けいれんは筋の収縮パターンで分類すると理解しやすくなります。強直性(tonic)は持続的な筋収縮で、四肢を伸展・硬直させ、呼吸筋も固まるため呼吸停止やチアノーゼを伴います。間代性(clonic)は収縮と弛緩が交互に起こる律動的な運動です。全身強直間代発作では、まず10〜20秒ほどの強直期があり、続いて間代期に移り、次第に間隔が延びて発作が終わります。この「先に固まり、後でガクガクする」順序を押さえると、選択肢の入れ替えに気づけます。

✓ 3. これが誤り(=答え)
間代性けいれんでは手足を強直させる。
強直と間代が入れ替わっています。手足を強直させるのは強直性けいれんで、間代性けいれんは屈曲・伸展が律動的に反復する運動です。発作中は周囲の危険物を除け、頭部を保護し、身体を押さえつけたり口に物を入れたりせず、持続時間を記録します。けいれんが収まったら回復体位にして気道を確保し、意識の回復を確認します。
✗ 1. 正しい記述(答えではない)
脳腫瘍は症候性てんかんの原因となる。
症候性てんかんは、脳に器質的あるいは代謝性の原因が特定できるものを指します。脳腫瘍のほか、脳血管障害、頭部外傷、脳炎、周産期障害などが原因になります。成人発症のてんかんでは、まず器質的病変の検索として画像検査を行う理由がここにあります。
✗ 2. 正しい記述(答えではない)
一部の筋肉にとどまるものは部分発作という。
異常放電が大脳の一部(焦点)に限局し、そこが支配する体の一部だけにけいれんが現れるものが部分(焦点)発作です。意識が保たれる単純部分発作と、意識減損を伴う複雑部分発作に分けられます。
✗ 4. 正しい記述(答えではない)
一部の筋肉に始まり全身に広がる場合を二次性全般化という。
焦点から始まった異常放電が両側大脳半球へ波及して全身けいれんに至るものを二次性全般化といいます。「始まりが局所かどうか」が最初から全身に起こる全般発作との鑑別点で、発作の始まり方の目撃情報が焦点の推定に役立ちます。
ポイント
  • 強直性=持続的に突っ張る、間代性=屈伸をガクガク繰り返す。この対比が最頻出。

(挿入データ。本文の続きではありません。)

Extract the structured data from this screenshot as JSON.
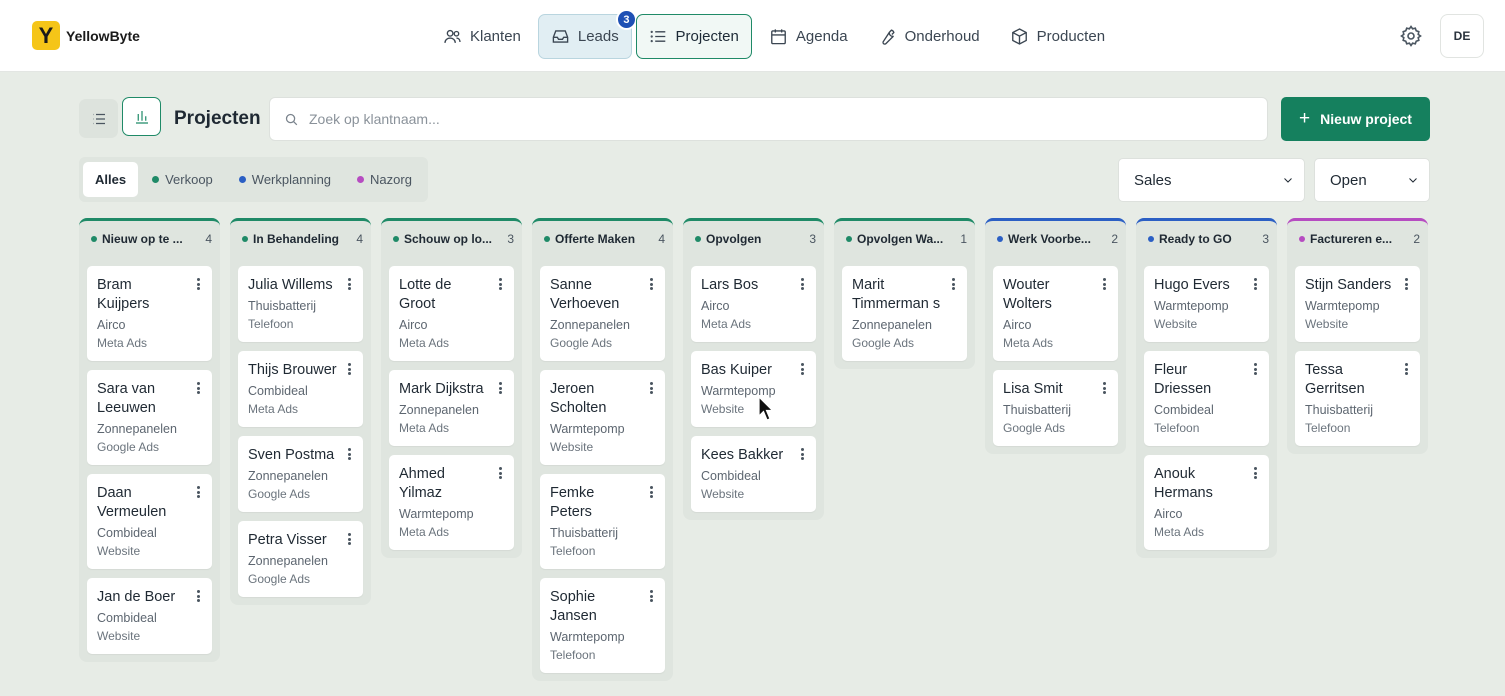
{
  "app": {
    "logo_letter": "Y",
    "logo_text": "YellowByte",
    "avatar_initials": "DE"
  },
  "nav": {
    "klanten": "Klanten",
    "leads": "Leads",
    "leads_badge": "3",
    "projecten": "Projecten",
    "agenda": "Agenda",
    "onderhoud": "Onderhoud",
    "producten": "Producten"
  },
  "toolbar": {
    "title": "Projecten",
    "search_placeholder": "Zoek op klantnaam...",
    "new_button": "Nieuw project",
    "new_button_icon": "+"
  },
  "filters": {
    "all": "Alles",
    "verkoop": "Verkoop",
    "werkplanning": "Werkplanning",
    "nazorg": "Nazorg",
    "sales_select": "Sales",
    "status_select": "Open"
  },
  "colors": {
    "green": "#1f8a67",
    "blue": "#2b5fc4",
    "purple": "#b64cc1",
    "primary_button": "#15805e"
  },
  "columns": [
    {
      "title": "Nieuw op te ...",
      "count": "4",
      "color": "#1f8a67",
      "cards": [
        {
          "name": "Bram Kuijpers",
          "type": "Airco",
          "source": "Meta Ads"
        },
        {
          "name": "Sara van Leeuwen",
          "type": "Zonnepanelen",
          "source": "Google Ads"
        },
        {
          "name": "Daan Vermeulen",
          "type": "Combideal",
          "source": "Website"
        },
        {
          "name": "Jan de Boer",
          "type": "Combideal",
          "source": "Website"
        }
      ]
    },
    {
      "title": "In Behandeling",
      "count": "4",
      "color": "#1f8a67",
      "cards": [
        {
          "name": "Julia Willems",
          "type": "Thuisbatterij",
          "source": "Telefoon"
        },
        {
          "name": "Thijs Brouwer",
          "type": "Combideal",
          "source": "Meta Ads"
        },
        {
          "name": "Sven Postma",
          "type": "Zonnepanelen",
          "source": "Google Ads"
        },
        {
          "name": "Petra Visser",
          "type": "Zonnepanelen",
          "source": "Google Ads"
        }
      ]
    },
    {
      "title": "Schouw op lo...",
      "count": "3",
      "color": "#1f8a67",
      "cards": [
        {
          "name": "Lotte de Groot",
          "type": "Airco",
          "source": "Meta Ads"
        },
        {
          "name": "Mark Dijkstra",
          "type": "Zonnepanelen",
          "source": "Meta Ads"
        },
        {
          "name": "Ahmed Yilmaz",
          "type": "Warmtepomp",
          "source": "Meta Ads"
        }
      ]
    },
    {
      "title": "Offerte Maken",
      "count": "4",
      "color": "#1f8a67",
      "cards": [
        {
          "name": "Sanne Verhoeven",
          "type": "Zonnepanelen",
          "source": "Google Ads"
        },
        {
          "name": "Jeroen Scholten",
          "type": "Warmtepomp",
          "source": "Website"
        },
        {
          "name": "Femke Peters",
          "type": "Thuisbatterij",
          "source": "Telefoon"
        },
        {
          "name": "Sophie Jansen",
          "type": "Warmtepomp",
          "source": "Telefoon"
        }
      ]
    },
    {
      "title": "Opvolgen",
      "count": "3",
      "color": "#1f8a67",
      "cards": [
        {
          "name": "Lars Bos",
          "type": "Airco",
          "source": "Meta Ads"
        },
        {
          "name": "Bas Kuiper",
          "type": "Warmtepomp",
          "source": "Website"
        },
        {
          "name": "Kees Bakker",
          "type": "Combideal",
          "source": "Website"
        }
      ]
    },
    {
      "title": "Opvolgen Wa...",
      "count": "1",
      "color": "#1f8a67",
      "cards": [
        {
          "name": "Marit Timmerman s",
          "type": "Zonnepanelen",
          "source": "Google Ads"
        }
      ]
    },
    {
      "title": "Werk Voorbe...",
      "count": "2",
      "color": "#2b5fc4",
      "cards": [
        {
          "name": "Wouter Wolters",
          "type": "Airco",
          "source": "Meta Ads"
        },
        {
          "name": "Lisa Smit",
          "type": "Thuisbatterij",
          "source": "Google Ads"
        }
      ]
    },
    {
      "title": "Ready to GO",
      "count": "3",
      "color": "#2b5fc4",
      "cards": [
        {
          "name": "Hugo Evers",
          "type": "Warmtepomp",
          "source": "Website"
        },
        {
          "name": "Fleur Driessen",
          "type": "Combideal",
          "source": "Telefoon"
        },
        {
          "name": "Anouk Hermans",
          "type": "Airco",
          "source": "Meta Ads"
        }
      ]
    },
    {
      "title": "Factureren e...",
      "count": "2",
      "color": "#b64cc1",
      "cards": [
        {
          "name": "Stijn Sanders",
          "type": "Warmtepomp",
          "source": "Website"
        },
        {
          "name": "Tessa Gerritsen",
          "type": "Thuisbatterij",
          "source": "Telefoon"
        }
      ]
    }
  ]
}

  • 強直間代発作は「強直期(10〜20秒、呼吸停止・チアノーゼ)→間代期」の順に進む。
  • 発作中の対応は危険物の除去と頭部保護まで。押さえつけない・口に物を入れない・持続時間を測る。けいれんが収まってから回復体位で気道確保する。
  • 部分(焦点)発作は身体の一部に限局。意識が保たれれば単純、減損すれば複雑。
  • 局所から始まり全身へ広がるのが二次性全般化。始まり方の観察が焦点推定の手がかり。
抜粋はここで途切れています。